The mesenchymal state of the head mesoderm is commonly seen in most experimental animals throughout development [8, 9]. In contrast, embryos of chondrichthyans (cartilaginous fishes) generally form three pairs of epithelial coeloms called head cavities (HCs) (Fig. 1b-d) [1, 10,11,12,13]. The premandibular head cavity (prmc) originates from the prechordal plate, the anteriormost element of the axial mesoderm, that is, from the anteriormost mesoderm in the vertebrate embryo. The mandibular head cavity (mnc) and hyoid head cavity (hyc), on the other hand, are derived from the head paraxial mesoderm (Fig. 1b-d) [12]. Both HCs arise as schizocoels between the neurula and early pharyngula stages [12]. In later stages, histological observations have shown that the epithelial walls of HCs collapse and that the coelomic structures gradually disappear [14]. Each of the HCs was assumed to give rise to a distinct subset of EOMs innervated by a single cranial nerve (Fig. 1a). Therefore, the morphology of HCs has long been believed to serve as a prepattern for EOM morphology [11, 15,16,17]. However, this predicted lineage of HCs has only been roughly illustrated by histological observations of developmental series of elasmobranch embryos (sharks, skates, and rays) [10, 14]. To elucidate the detailed cell fates of each HC, cell lineage tracing experiments are required. Moreover, the developmental contributions of HCs to nonmuscular tissues also remain to be investigated [11, 12, 18,19,20].

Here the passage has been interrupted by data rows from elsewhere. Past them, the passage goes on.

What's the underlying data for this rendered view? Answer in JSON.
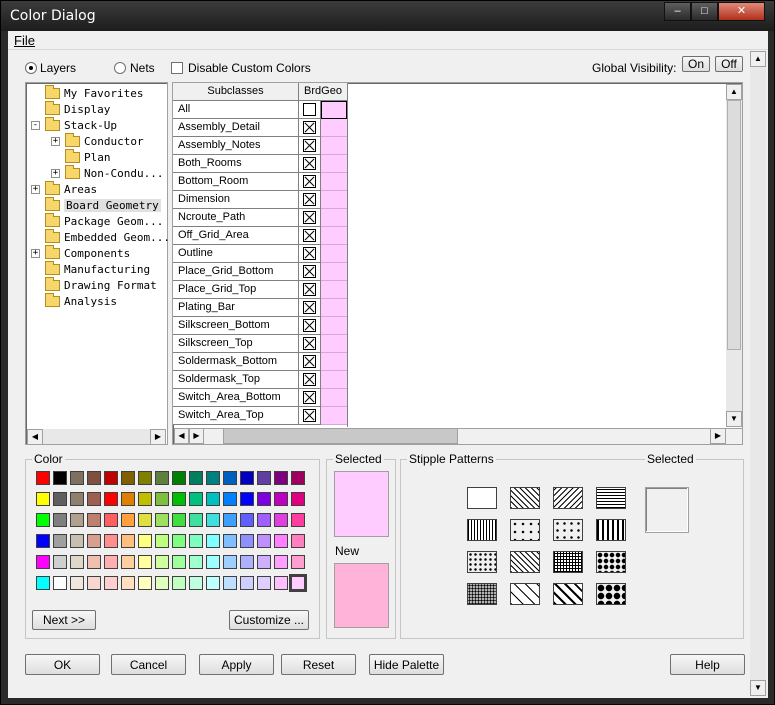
{
  "window": {
    "title": "Color Dialog"
  },
  "menu": {
    "file": "File"
  },
  "options": {
    "layers": "Layers",
    "nets": "Nets",
    "disable_custom": "Disable Custom Colors",
    "global_visibility": "Global Visibility:",
    "on": "On",
    "off": "Off"
  },
  "tree": [
    {
      "label": "My Favorites",
      "indent": 0,
      "expander": ""
    },
    {
      "label": "Display",
      "indent": 0,
      "expander": ""
    },
    {
      "label": "Stack-Up",
      "indent": 0,
      "expander": "-"
    },
    {
      "label": "Conductor",
      "indent": 1,
      "expander": "+"
    },
    {
      "label": "Plan",
      "indent": 1,
      "expander": ""
    },
    {
      "label": "Non-Condu...",
      "indent": 1,
      "expander": "+"
    },
    {
      "label": "Areas",
      "indent": 0,
      "expander": "+"
    },
    {
      "label": "Board Geometry",
      "indent": 0,
      "expander": "",
      "selected": true
    },
    {
      "label": "Package Geom...",
      "indent": 0,
      "expander": ""
    },
    {
      "label": "Embedded Geom...",
      "indent": 0,
      "expander": ""
    },
    {
      "label": "Components",
      "indent": 0,
      "expander": "+"
    },
    {
      "label": "Manufacturing",
      "indent": 0,
      "expander": ""
    },
    {
      "label": "Drawing Format",
      "indent": 0,
      "expander": ""
    },
    {
      "label": "Analysis",
      "indent": 0,
      "expander": ""
    }
  ],
  "grid": {
    "col_subclasses": "Subclasses",
    "col_brdgeo": "BrdGeo",
    "rows": [
      {
        "name": "All",
        "checked": false
      },
      {
        "name": "Assembly_Detail",
        "checked": true
      },
      {
        "name": "Assembly_Notes",
        "checked": true
      },
      {
        "name": "Both_Rooms",
        "checked": true
      },
      {
        "name": "Bottom_Room",
        "checked": true
      },
      {
        "name": "Dimension",
        "checked": true
      },
      {
        "name": "Ncroute_Path",
        "checked": true
      },
      {
        "name": "Off_Grid_Area",
        "checked": true
      },
      {
        "name": "Outline",
        "checked": true
      },
      {
        "name": "Place_Grid_Bottom",
        "checked": true
      },
      {
        "name": "Place_Grid_Top",
        "checked": true
      },
      {
        "name": "Plating_Bar",
        "checked": true
      },
      {
        "name": "Silkscreen_Bottom",
        "checked": true
      },
      {
        "name": "Silkscreen_Top",
        "checked": true
      },
      {
        "name": "Soldermask_Bottom",
        "checked": true
      },
      {
        "name": "Soldermask_Top",
        "checked": true
      },
      {
        "name": "Switch_Area_Bottom",
        "checked": true
      },
      {
        "name": "Switch_Area_Top",
        "checked": true
      }
    ]
  },
  "palette": {
    "title": "Color",
    "rows": [
      [
        "#ff0000",
        "#000000",
        "#7f6f5f",
        "#7f4f3f",
        "#bf0000",
        "#7f5f00",
        "#7f7f00",
        "#5f7f3f",
        "#007f00",
        "#007f5f",
        "#007f7f",
        "#005fbf",
        "#0000bf",
        "#5f3f9f",
        "#7f007f",
        "#9f005f"
      ],
      [
        "#ffff00",
        "#5f5f5f",
        "#8f7f6f",
        "#9f5f4f",
        "#ff0000",
        "#df7f00",
        "#bfbf00",
        "#7fbf3f",
        "#00bf00",
        "#00bf7f",
        "#00bfbf",
        "#007fff",
        "#0000ff",
        "#7f00df",
        "#bf00bf",
        "#df007f"
      ],
      [
        "#00ff00",
        "#7f7f7f",
        "#afa08f",
        "#bf7f6f",
        "#ff5f5f",
        "#ff9f3f",
        "#dfdf3f",
        "#9fdf5f",
        "#3fdf3f",
        "#3fdf9f",
        "#3fdfdf",
        "#3f9fff",
        "#5f5fff",
        "#9f5fff",
        "#df3fdf",
        "#ff3f9f"
      ],
      [
        "#0000ff",
        "#9f9f9f",
        "#c7bfaf",
        "#d79f8f",
        "#ff8f8f",
        "#ffbf7f",
        "#ffff7f",
        "#bfff7f",
        "#7fff7f",
        "#7fffbf",
        "#7fffff",
        "#7fbfff",
        "#8f8fff",
        "#bf8fff",
        "#ff7fff",
        "#ff7fbf"
      ],
      [
        "#ff00ff",
        "#cfcfcf",
        "#dfd7c7",
        "#efbfaf",
        "#ffafaf",
        "#ffcf9f",
        "#ffff9f",
        "#cfff9f",
        "#9fff9f",
        "#9fffcf",
        "#9fffff",
        "#9fcfff",
        "#afafff",
        "#cfafff",
        "#ff9fff",
        "#ff9fcf"
      ],
      [
        "#00ffff",
        "#ffffff",
        "#efe7df",
        "#f7d7cf",
        "#ffcfcf",
        "#ffdfbf",
        "#ffffbf",
        "#dfffbf",
        "#bfffbf",
        "#bfffdf",
        "#bfffff",
        "#bfdfff",
        "#cfcfff",
        "#dfcfff",
        "#ffbfff",
        "#ffbfdf"
      ]
    ]
  },
  "selected_panel": {
    "title": "Selected",
    "color": "#ffccff",
    "new_title": "New",
    "new_color": "#ffb3d9"
  },
  "stipple": {
    "title": "Stipple Patterns",
    "selected_title": "Selected"
  },
  "buttons": {
    "next": "Next >>",
    "customize": "Customize ...",
    "ok": "OK",
    "cancel": "Cancel",
    "apply": "Apply",
    "reset": "Reset",
    "hide_palette": "Hide Palette",
    "help": "Help"
  }
}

In the present study, we examined the developmental fates of shark HCs to determine whether each of the HCs gives rise to a different set of EOMs or other musculoskeletal components. The epithelial nature of shark HCs facilitates accurate and highly reproducible labeling of a specific part of the head mesoderm, which in other animals appears only as a cluster of mesenchymal cells without discrete histological boundaries [9, 21, 22]. We performed lineage tracing experiments using a lipophilic fluorescent dye in embryos of the cloudy catshark Scyliorhinus torazame (Tanaka, 1908) [23], which has three pairs of HCs [5, 12]. We confirmed that the HCs give rise to EOMs but also discovered that the cell fates of HCs were more complex than classically predicted (Fig. 1). We further revealed that HCs also give rise to tendon progenitor cells for some of the rectus muscles.

Methods

Embryo collection

Fertilized eggs of S. torazame were collected from tanks of adult sharks kept at 16 °C at RIKEN. Embryos were staged according to a previous study [24]. For section in situ hybridization and immunohistochemistry, embryos were fixed overnight in 4% paraformaldehyde (PFA) (104,005; Merck KGaA, Germany) in phosphate-buffered saline (PBS) (pH 7.4, AM9625; Thermo Fisher Scientific, USA) at 4 °C.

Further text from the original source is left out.